What? They expected the guy to get up and walk. No one said anything about sins.

Jesus used this situation to make an important point. The physical healing was a bi-product of His real purpose. He never came to earth to give sight to blind eyes, make broken bodies whole, or cure cancer. The point of the matter is Jesus came to save sinners. He came to forgive sin.

I go back to the psalm I read today and see an important word I almost overlooked. God loves the righteous. Not just nice people, not people who do good things and don’t break laws. We are righteous who wear Jesus’ righteousness.

God loves people who accept what Jesus’ blood bought us – forgiveness of our sin. Then and only then, our eyes are open, we are free and fed, no longer aliens and strangers. We are His children, loved, protected from Satan, with the assurance of eternity with Him. We place our trust in Him, our hope in Him alone.

Then yes, God cares about the tiniest detail in the lives of His children. He knows our thoughts, our struggles, our fears. And because we have heard Him say, “Your sins are forgiven,” we can get up and walk, trusting Him to do all things well.

And He does.

September 22; Out Of The Depths

Psalms 121, 122, 128, 130, 134-136

What does it mean to cry “out of the depths?” How low does one have to go in order to be considered being in the depths? The author of psalm 130 has come face to face with his past sins, and they seem to have him feeling pretty low. Now, looking at a Holy God, he realizes he has no hope.

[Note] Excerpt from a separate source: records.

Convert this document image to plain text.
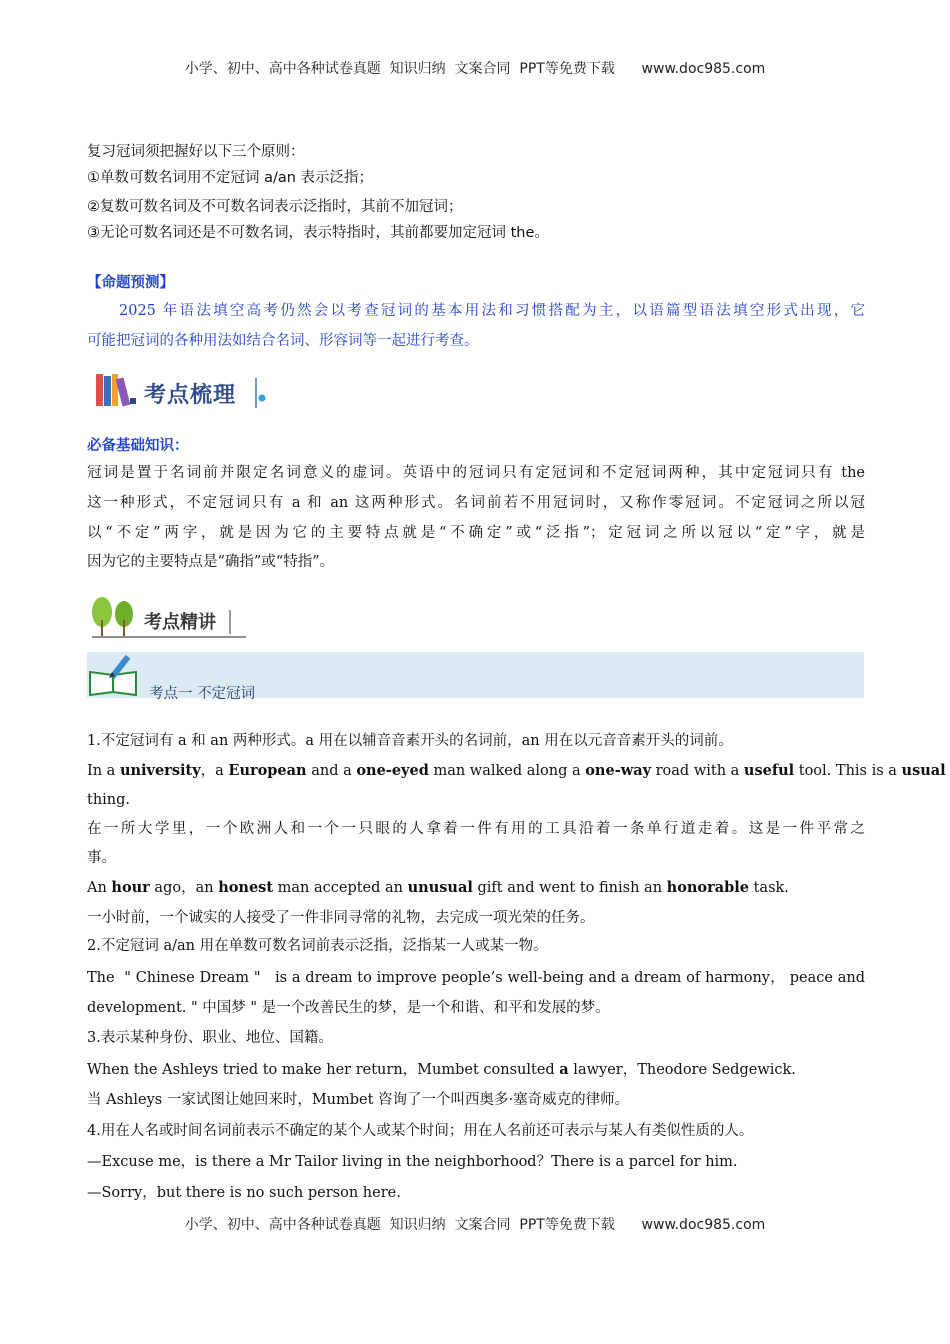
小学、初中、高中各种试卷真题  知识归纳  文案合同  PPT等免费下载      www.doc985.com
复习冠词须把握好以下三个原则：
①单数可数名词用不定冠词 a/an 表示泛指；
②复数可数名词及不可数名词表示泛指时，其前不加冠词；
③无论可数名词还是不可数名词，表示特指时，其前都要加定冠词 the。
【命题预测】
2025 年语法填空高考仍然会以考查冠词的基本用法和习惯搭配为主，以语篇型语法填空形式出现，它
可能把冠词的各种用法如结合名词、形容词等一起进行考查。
考点梳理
必备基础知识：
冠词是置于名词前并限定名词意义的虚词。英语中的冠词只有定冠词和不定冠词两种，其中定冠词只有 the
这一种形式，不定冠词只有 a 和 an 这两种形式。名词前若不用冠词时，又称作零冠词。不定冠词之所以冠
以“不定”两字，就是因为它的主要特点就是“不确定”或“泛指”；定冠词之所以冠以“定”字，就是
因为它的主要特点是“确指”或“特指”。
考点精讲
考点一 不定冠词
1.不定冠词有 a 和 an 两种形式。a 用在以辅音音素开头的名词前，an 用在以元音音素开头的词前。
In a university，a European and a one-eyed man walked along a one-way road with a useful tool. This is a usual
thing.
在一所大学里，一个欧洲人和一个一只眼的人拿着一件有用的工具沿着一条单行道走着。这是一件平常之
事。
An hour ago，an honest man accepted an unusual gift and went to finish an honorable task.
一小时前，一个诚实的人接受了一件非同寻常的礼物，去完成一项光荣的任务。
2.不定冠词 a/an 用在单数可数名词前表示泛指，泛指某一人或某一物。
The  " Chinese Dream "   is a dream to improve people’s well-being and a dream of harmony， peace and
development. " 中国梦 " 是一个改善民生的梦，是一个和谐、和平和发展的梦。
3.表示某种身份、职业、地位、国籍。
When the Ashleys tried to make her return，Mumbet consulted a lawyer，Theodore Sedgewick.
当 Ashleys 一家试图让她回来时，Mumbet 咨询了一个叫西奥多·塞奇威克的律师。
4.用在人名或时间名词前表示不确定的某个人或某个时间；用在人名前还可表示与某人有类似性质的人。
—Excuse me，is there a Mr Tailor living in the neighborhood？There is a parcel for him.
—Sorry，but there is no such person here.
小学、初中、高中各种试卷真题  知识归纳  文案合同  PPT等免费下载      www.doc985.com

I believe having no hope is what is meant by crying out of the depths. There is nothing left when there is no hope, only despair.

Yet the psalmist cries out to God, “Hear me. Be merciful to me.” He recognizes that what he needs, what he longs for is God’s forgiveness for his sins.

So the psalmist waits. He waits patiently, and puts his hope not in himself, not in good deeds or positive thoughts, but in the Lord. He knows that God’s love is unfailing, that God’s redemption is full. And he knows God will redeem Him.

I pray all of us will consider our past sins and know what the psalmist knew – that before we accepted God’s forgiveness we had no hope. I pray that if you have never asked God to forgive your sins, you will consider those sins and realize you have no hope, either. But know this: God loves to forgive our cries from the depths.

I know that, because He forgave mine.